To get a closed orbit, you must eventually come back to your starting point, meaning you must make an integer number $b$ of trips between $r_{min}$ and $r_{max}$ while advancing by an integer multiple $a$ of $2\pi$. This is the geometrical origin of the $2\pi a/b$ factor.
Edit: In answer to a comment, two situations are illustrated below. In both cases $r_{min}=1$ and $r_{max}=3$, and these values are shows as red thick lines. These values restrict the orbits to a ring of inner radius $1$ and outer radius $3$. The radius oscillates between $1$ and $3$ with some frequency $\omega_r$, as can be seen by the black lines in the figures.
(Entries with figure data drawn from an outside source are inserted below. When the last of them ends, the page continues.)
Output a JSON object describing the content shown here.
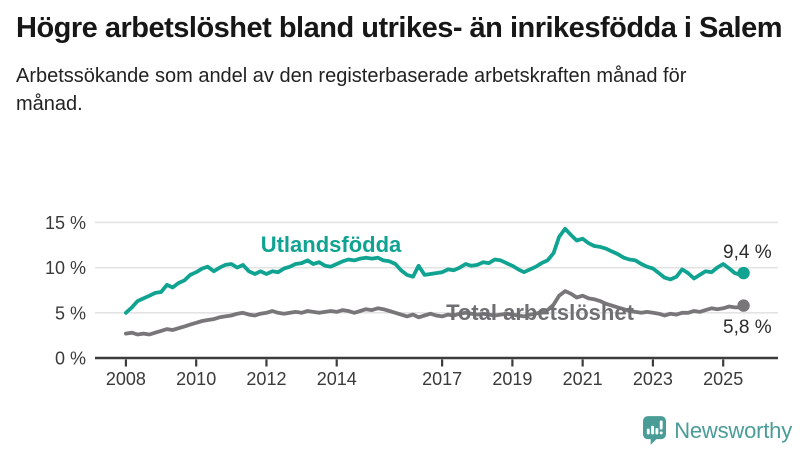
{
  "title": "Högre arbetslöshet bland utrikes- än inrikesfödda i Salem",
  "subtitle": "Arbetssökande som andel av den registerbaserade arbetskraften månad för månad.",
  "branding": {
    "logo_text": "Newsworthy",
    "logo_icon": "speech-bubble-with-bar-chart-and-exclamation",
    "color": "#4a9c97"
  },
  "colors": {
    "foreign_born_line": "#10a391",
    "total_line": "#787678",
    "total_label": "#6f6f73",
    "gridline": "#e3e3e3",
    "axis": "#3c3c3c",
    "annotation": "#2b2b2b"
  },
  "chart_data": {
    "type": "line",
    "title": "Högre arbetslöshet bland utrikes- än inrikesfödda i Salem",
    "subtitle": "Arbetssökande som andel av den registerbaserade arbetskraften månad för månad.",
    "xlabel": "",
    "ylabel": "",
    "grid": "horizontal",
    "legend_position": "inline-labels",
    "x_axis": {
      "unit": "year",
      "ticks": [
        2008,
        2010,
        2012,
        2014,
        2017,
        2019,
        2021,
        2023,
        2025
      ],
      "range": [
        2007.12,
        2026.56
      ]
    },
    "y_axis": {
      "unit": "%",
      "ticks": [
        "0 %",
        "5 %",
        "10 %",
        "15 %"
      ],
      "tick_values": [
        0,
        5,
        10,
        15
      ],
      "range": [
        0,
        16.6
      ]
    },
    "series": [
      {
        "name": "Utlandsfödda",
        "color": "#10a391",
        "end_label": "9,4 %",
        "end_value": 9.4,
        "points": [
          [
            2008.0,
            5.0
          ],
          [
            2008.17,
            5.6
          ],
          [
            2008.33,
            6.3
          ],
          [
            2008.5,
            6.6
          ],
          [
            2008.67,
            6.9
          ],
          [
            2008.83,
            7.2
          ],
          [
            2009.0,
            7.3
          ],
          [
            2009.17,
            8.1
          ],
          [
            2009.33,
            7.8
          ],
          [
            2009.5,
            8.3
          ],
          [
            2009.67,
            8.6
          ],
          [
            2009.83,
            9.2
          ],
          [
            2010.0,
            9.5
          ],
          [
            2010.17,
            9.9
          ],
          [
            2010.33,
            10.1
          ],
          [
            2010.5,
            9.6
          ],
          [
            2010.67,
            10.0
          ],
          [
            2010.83,
            10.3
          ],
          [
            2011.0,
            10.4
          ],
          [
            2011.17,
            10.0
          ],
          [
            2011.33,
            10.3
          ],
          [
            2011.5,
            9.6
          ],
          [
            2011.67,
            9.3
          ],
          [
            2011.83,
            9.6
          ],
          [
            2012.0,
            9.3
          ],
          [
            2012.17,
            9.6
          ],
          [
            2012.33,
            9.5
          ],
          [
            2012.5,
            9.9
          ],
          [
            2012.67,
            10.1
          ],
          [
            2012.83,
            10.4
          ],
          [
            2013.0,
            10.5
          ],
          [
            2013.17,
            10.8
          ],
          [
            2013.33,
            10.4
          ],
          [
            2013.5,
            10.6
          ],
          [
            2013.67,
            10.2
          ],
          [
            2013.83,
            10.1
          ],
          [
            2014.0,
            10.4
          ],
          [
            2014.17,
            10.7
          ],
          [
            2014.33,
            10.9
          ],
          [
            2014.5,
            10.8
          ],
          [
            2014.67,
            11.0
          ],
          [
            2014.83,
            11.1
          ],
          [
            2015.0,
            11.0
          ],
          [
            2015.17,
            11.1
          ],
          [
            2015.33,
            10.8
          ],
          [
            2015.5,
            10.7
          ],
          [
            2015.67,
            10.4
          ],
          [
            2015.83,
            9.7
          ],
          [
            2016.0,
            9.2
          ],
          [
            2016.17,
            9.0
          ],
          [
            2016.33,
            10.2
          ],
          [
            2016.5,
            9.2
          ],
          [
            2016.67,
            9.3
          ],
          [
            2016.83,
            9.4
          ],
          [
            2017.0,
            9.5
          ],
          [
            2017.17,
            9.8
          ],
          [
            2017.33,
            9.7
          ],
          [
            2017.5,
            10.0
          ],
          [
            2017.67,
            10.4
          ],
          [
            2017.83,
            10.2
          ],
          [
            2018.0,
            10.3
          ],
          [
            2018.17,
            10.6
          ],
          [
            2018.33,
            10.5
          ],
          [
            2018.5,
            10.9
          ],
          [
            2018.67,
            10.8
          ],
          [
            2018.83,
            10.5
          ],
          [
            2019.0,
            10.2
          ],
          [
            2019.17,
            9.8
          ],
          [
            2019.33,
            9.5
          ],
          [
            2019.5,
            9.8
          ],
          [
            2019.67,
            10.1
          ],
          [
            2019.83,
            10.5
          ],
          [
            2020.0,
            10.8
          ],
          [
            2020.17,
            11.6
          ],
          [
            2020.33,
            13.4
          ],
          [
            2020.5,
            14.3
          ],
          [
            2020.67,
            13.6
          ],
          [
            2020.83,
            13.0
          ],
          [
            2021.0,
            13.2
          ],
          [
            2021.17,
            12.7
          ],
          [
            2021.33,
            12.4
          ],
          [
            2021.5,
            12.3
          ],
          [
            2021.67,
            12.1
          ],
          [
            2021.83,
            11.8
          ],
          [
            2022.0,
            11.5
          ],
          [
            2022.17,
            11.1
          ],
          [
            2022.33,
            10.9
          ],
          [
            2022.5,
            10.8
          ],
          [
            2022.67,
            10.4
          ],
          [
            2022.83,
            10.1
          ],
          [
            2023.0,
            9.9
          ],
          [
            2023.17,
            9.4
          ],
          [
            2023.33,
            8.9
          ],
          [
            2023.5,
            8.7
          ],
          [
            2023.67,
            9.0
          ],
          [
            2023.83,
            9.8
          ],
          [
            2024.0,
            9.4
          ],
          [
            2024.17,
            8.8
          ],
          [
            2024.33,
            9.2
          ],
          [
            2024.5,
            9.6
          ],
          [
            2024.67,
            9.5
          ],
          [
            2024.83,
            10.0
          ],
          [
            2025.0,
            10.4
          ],
          [
            2025.17,
            9.9
          ],
          [
            2025.33,
            9.4
          ],
          [
            2025.5,
            9.2
          ],
          [
            2025.58,
            9.4
          ]
        ]
      },
      {
        "name": "Total arbetslöshet",
        "color": "#787678",
        "end_label": "5,8 %",
        "end_value": 5.8,
        "points": [
          [
            2008.0,
            2.7
          ],
          [
            2008.17,
            2.8
          ],
          [
            2008.33,
            2.6
          ],
          [
            2008.5,
            2.7
          ],
          [
            2008.67,
            2.6
          ],
          [
            2008.83,
            2.8
          ],
          [
            2009.0,
            3.0
          ],
          [
            2009.17,
            3.2
          ],
          [
            2009.33,
            3.1
          ],
          [
            2009.5,
            3.3
          ],
          [
            2009.67,
            3.5
          ],
          [
            2009.83,
            3.7
          ],
          [
            2010.0,
            3.9
          ],
          [
            2010.17,
            4.1
          ],
          [
            2010.33,
            4.2
          ],
          [
            2010.5,
            4.3
          ],
          [
            2010.67,
            4.5
          ],
          [
            2010.83,
            4.6
          ],
          [
            2011.0,
            4.7
          ],
          [
            2011.17,
            4.9
          ],
          [
            2011.33,
            5.0
          ],
          [
            2011.5,
            4.8
          ],
          [
            2011.67,
            4.7
          ],
          [
            2011.83,
            4.9
          ],
          [
            2012.0,
            5.0
          ],
          [
            2012.17,
            5.2
          ],
          [
            2012.33,
            5.0
          ],
          [
            2012.5,
            4.9
          ],
          [
            2012.67,
            5.0
          ],
          [
            2012.83,
            5.1
          ],
          [
            2013.0,
            5.0
          ],
          [
            2013.17,
            5.2
          ],
          [
            2013.33,
            5.1
          ],
          [
            2013.5,
            5.0
          ],
          [
            2013.67,
            5.1
          ],
          [
            2013.83,
            5.2
          ],
          [
            2014.0,
            5.1
          ],
          [
            2014.17,
            5.3
          ],
          [
            2014.33,
            5.2
          ],
          [
            2014.5,
            5.0
          ],
          [
            2014.67,
            5.2
          ],
          [
            2014.83,
            5.4
          ],
          [
            2015.0,
            5.3
          ],
          [
            2015.17,
            5.5
          ],
          [
            2015.33,
            5.4
          ],
          [
            2015.5,
            5.2
          ],
          [
            2015.67,
            5.0
          ],
          [
            2015.83,
            4.8
          ],
          [
            2016.0,
            4.6
          ],
          [
            2016.17,
            4.8
          ],
          [
            2016.33,
            4.5
          ],
          [
            2016.5,
            4.7
          ],
          [
            2016.67,
            4.9
          ],
          [
            2016.83,
            4.7
          ],
          [
            2017.0,
            4.6
          ],
          [
            2017.17,
            4.8
          ],
          [
            2017.33,
            4.7
          ],
          [
            2017.5,
            4.9
          ],
          [
            2017.67,
            5.0
          ],
          [
            2017.83,
            4.9
          ],
          [
            2018.0,
            4.8
          ],
          [
            2018.17,
            4.9
          ],
          [
            2018.33,
            4.8
          ],
          [
            2018.5,
            4.7
          ],
          [
            2018.67,
            4.8
          ],
          [
            2018.83,
            4.9
          ],
          [
            2019.0,
            4.8
          ],
          [
            2019.17,
            4.7
          ],
          [
            2019.33,
            4.6
          ],
          [
            2019.5,
            4.8
          ],
          [
            2019.67,
            4.9
          ],
          [
            2019.83,
            5.1
          ],
          [
            2020.0,
            5.3
          ],
          [
            2020.17,
            5.9
          ],
          [
            2020.33,
            6.9
          ],
          [
            2020.5,
            7.4
          ],
          [
            2020.67,
            7.1
          ],
          [
            2020.83,
            6.7
          ],
          [
            2021.0,
            6.9
          ],
          [
            2021.17,
            6.6
          ],
          [
            2021.33,
            6.5
          ],
          [
            2021.5,
            6.3
          ],
          [
            2021.67,
            6.0
          ],
          [
            2021.83,
            5.8
          ],
          [
            2022.0,
            5.6
          ],
          [
            2022.17,
            5.4
          ],
          [
            2022.33,
            5.2
          ],
          [
            2022.5,
            5.1
          ],
          [
            2022.67,
            5.0
          ],
          [
            2022.83,
            5.1
          ],
          [
            2023.0,
            5.0
          ],
          [
            2023.17,
            4.9
          ],
          [
            2023.33,
            4.7
          ],
          [
            2023.5,
            4.9
          ],
          [
            2023.67,
            4.8
          ],
          [
            2023.83,
            5.0
          ],
          [
            2024.0,
            5.0
          ],
          [
            2024.17,
            5.2
          ],
          [
            2024.33,
            5.1
          ],
          [
            2024.5,
            5.3
          ],
          [
            2024.67,
            5.5
          ],
          [
            2024.83,
            5.4
          ],
          [
            2025.0,
            5.5
          ],
          [
            2025.17,
            5.7
          ],
          [
            2025.33,
            5.6
          ],
          [
            2025.5,
            5.6
          ],
          [
            2025.58,
            5.8
          ]
        ]
      }
    ]
  }
}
The parametric equations for the figures on the left and the right are, respectively, $$ r(\phi)=2+\cos\left(\sqrt{3}\phi\right)\, ,\qquad \hbox{and}\qquad r(\phi)=2+\cos\left(\phi\right) $$
In the first case, the ratio $\omega_\phi/\omega_r$ is not commensurate since $\sqrt{3}$ is irrational, and the orbit does not close. The best way to see this is to note that the start of the parametric curve is at $r=3,\phi=0$ but, at the end of the curve, $r\ne 3$. Because the ratio $\omega_\phi/\omega_r$ is irrational, the orbit would eventually densely fill the ring.
In the second case, on the other hand, the ratio $\omega_\phi/\omega_r$ is commensurate, and one can show (if we follow the curve through its $\phi$ evolution) that in fact it goes from $r_{min}\to r_{max}\to r_{min}$ exactly once when $\phi$ goes from $0\to 2\pi$.